Ideally you’d have apps like Signal plugging into the same end-to-end encryption for interoperability, but Google won’t allow that because they just want people to use Google Messages for RCS, and nothing else.
I’ll be honest, the UX/UI is kinda my one big gripe with it. It feels so amateurish. More so because the desktop app is very clearly just a website that requires me to run a Chromium to display it, which makes it look pretty bad, more so side-by-side with Unigram, a pretty damn impressive Telegram app.
But even the Android app barely checks the bare-minimum. Yeah it’s a messenger. Feels kinda laggy compared to Telegram and Messages, lacks any cool animations of neat UI design, lacks cool themes, nothing really. Now of course messengers don’t need any of that, but it just shows to highlight that it isn’t exactly a stellar product except in its austerity, and if it were about that I’d expect it to run significantly better and with less resource hunger than it does on either mobile or desktop.
Of course, it’s still a really good app, just the UX/UI is exactly the one thing I wouldn’t recommend it for. 😅
I see your point. I like that the UI is quite simple, reminds me of the UI in iMessage. I was choosing between telegram and signal but mostly went with signal due to positive things I read online, in addition to being recommended on Privacytools.io which felt good.

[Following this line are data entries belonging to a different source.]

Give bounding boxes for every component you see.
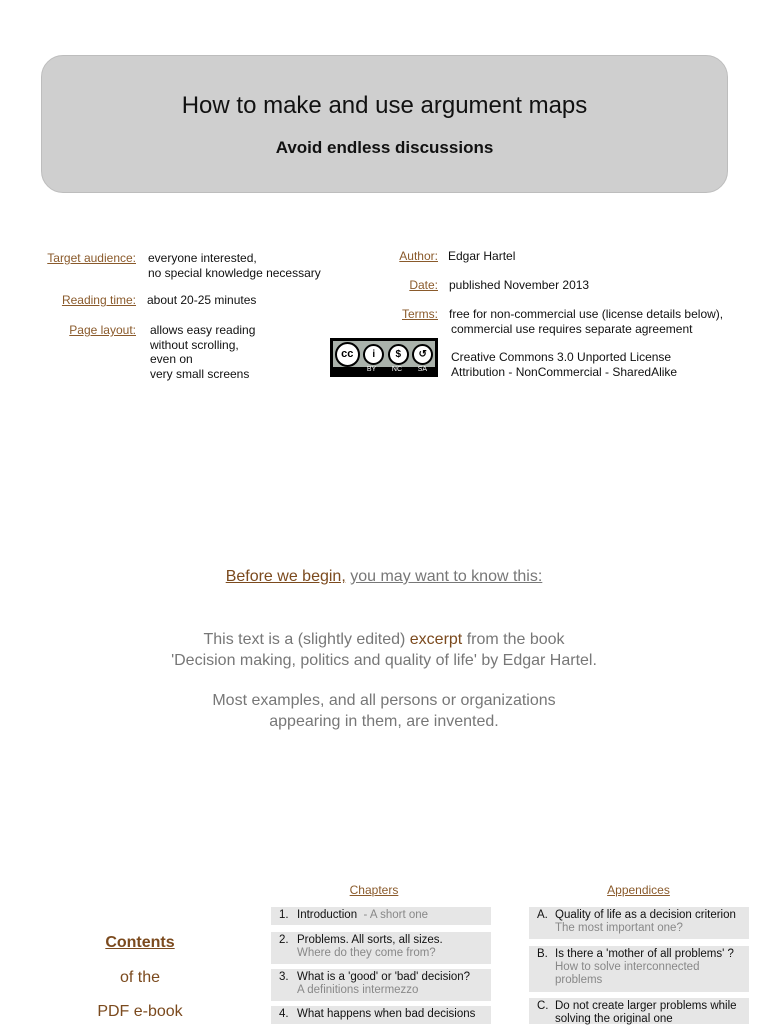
page-layout-line: even on — [150, 352, 193, 366]
date-value — [449, 278, 589, 293]
appendix-title: Do not create larger problems while — [555, 1000, 737, 1012]
invented-note — [0, 690, 768, 732]
excerpt-text-b: from the book — [466, 631, 565, 648]
chapter-subtitle: Where do they come from? — [297, 947, 436, 959]
target-audience-line: everyone interested, — [148, 251, 257, 265]
excerpt-text-a: This text is a (slightly edited) — [203, 631, 406, 648]
noncommercial-icon: $ — [388, 344, 409, 365]
page-layout-line: without scrolling, — [150, 337, 239, 352]
appendix-subtitle: How to solve interconnected problems — [555, 961, 700, 986]
chapter-title: Introduction — [297, 909, 358, 921]
chapter-item[interactable] — [271, 932, 491, 964]
appendix-title: Quality of life as a decision criterion — [555, 909, 736, 921]
reading-time-value — [147, 293, 256, 308]
chapter-item[interactable] — [271, 969, 491, 1001]
terms-line: free for non-commercial use (license details below), — [449, 307, 724, 321]
appendix-letter: C. — [537, 1000, 549, 1012]
publish-date: published November 2013 — [449, 278, 590, 292]
excerpt-link[interactable]: excerpt — [409, 631, 463, 648]
appendix-subtitle: solving the original one — [555, 1013, 673, 1025]
excerpt-line-2: 'Decision making, politics and quality of life' by Edgar Hartel. — [171, 652, 597, 669]
invented-line-2: appearing in them, are invented. — [269, 713, 499, 730]
invented-line-1: Most examples, and all persons or organizations — [212, 692, 556, 709]
cc-badge-labels — [359, 365, 435, 375]
before-we-begin-link[interactable]: Before we begin, — [225, 568, 346, 585]
date-label[interactable]: Date: — [409, 278, 438, 292]
attribution-icon: i — [363, 344, 384, 365]
page-title: How to make and use argument maps — [181, 92, 588, 119]
target-audience-line: no special knowledge necessary — [148, 265, 321, 280]
know-this-link[interactable]: you may want to know this: — [350, 568, 543, 585]
cc-icon: cc — [335, 342, 360, 367]
chapters-heading[interactable]: Chapters — [349, 883, 399, 897]
appendix-item[interactable] — [529, 907, 749, 939]
cc-badge-icons — [333, 341, 435, 367]
appendix-subtitle: The most important one? — [555, 922, 683, 934]
chapter-subtitle: A definitions intermezzo — [297, 984, 419, 996]
chapter-title: What is a 'good' or 'bad' decision? — [297, 971, 471, 983]
page-layout-line: allows easy reading — [150, 323, 256, 337]
title-banner — [41, 55, 728, 193]
chapter-item[interactable] — [271, 907, 491, 925]
contents-of-the: of the — [119, 969, 161, 986]
appendix-item[interactable] — [529, 998, 749, 1024]
appendix-letter: A. — [537, 909, 548, 921]
excerpt-note — [0, 629, 768, 671]
appendix-title: Is there a 'mother of all problems' ? — [555, 948, 734, 960]
before-we-begin — [0, 568, 768, 586]
author-label[interactable]: Author: — [399, 249, 438, 263]
page-subtitle: Avoid endless discussions — [275, 138, 494, 157]
contents-pdf-ebook: PDF e-book — [97, 1003, 183, 1020]
appendices-heading[interactable]: Appendices — [607, 883, 670, 897]
terms-value — [449, 307, 723, 336]
chapter-title: Problems. All sorts, all sizes. — [297, 934, 443, 946]
license-line: Attribution - NonCommercial - SharedAlike — [451, 364, 678, 379]
appendix-item[interactable] — [529, 946, 749, 992]
chapter-title: What happens when bad decisions — [297, 1008, 476, 1020]
target-audience-label[interactable]: Target audience: — [47, 251, 136, 265]
page-layout-line: very small screens — [150, 366, 250, 381]
page-layout-value — [150, 323, 255, 381]
cc-license-badge[interactable] — [330, 338, 438, 377]
chapter-number: 2. — [279, 934, 289, 946]
license-line: Creative Commons 3.0 Unported License — [451, 350, 672, 364]
chapter-number: 4. — [279, 1008, 289, 1020]
target-audience-value — [148, 251, 321, 280]
author-name: Edgar Hartel — [448, 249, 516, 263]
license-text — [451, 350, 677, 379]
cc-nc-label: NC — [391, 366, 403, 373]
chapter-number: 3. — [279, 971, 289, 983]
terms-line: commercial use requires separate agreement — [451, 321, 693, 336]
cc-sa-label: SA — [417, 366, 428, 373]
chapter-subtitle: - A short one — [363, 909, 429, 921]
sharealike-icon: ↺ — [412, 344, 433, 365]
chapter-number: 1. — [279, 909, 289, 921]
terms-label[interactable]: Terms: — [402, 307, 438, 321]
cc-by-label: BY — [366, 366, 377, 373]
appendix-letter: B. — [537, 948, 548, 960]
excerpt-line-1 — [0, 629, 768, 650]
reading-time-line: about 20-25 minutes — [147, 293, 257, 307]
contents-link[interactable]: Contents — [105, 934, 175, 951]
chapter-item[interactable] — [271, 1006, 491, 1024]
page-layout-label[interactable]: Page layout: — [69, 323, 136, 337]
reading-time-label[interactable]: Reading time: — [61, 293, 136, 307]
author-value — [448, 249, 515, 264]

Do NOT use PrivacyTools. This site was good resource before 2020 but then main developer disappeared for some time and returned with site which sells recommendations on products for money. Weird recommendations popped out. Just use Privacy Guides. Basically all biggest contributors moved on there. You can read more about this story in their FAQ 🙂
Kinda wary to switch in case it turns up in the Google Graveyard.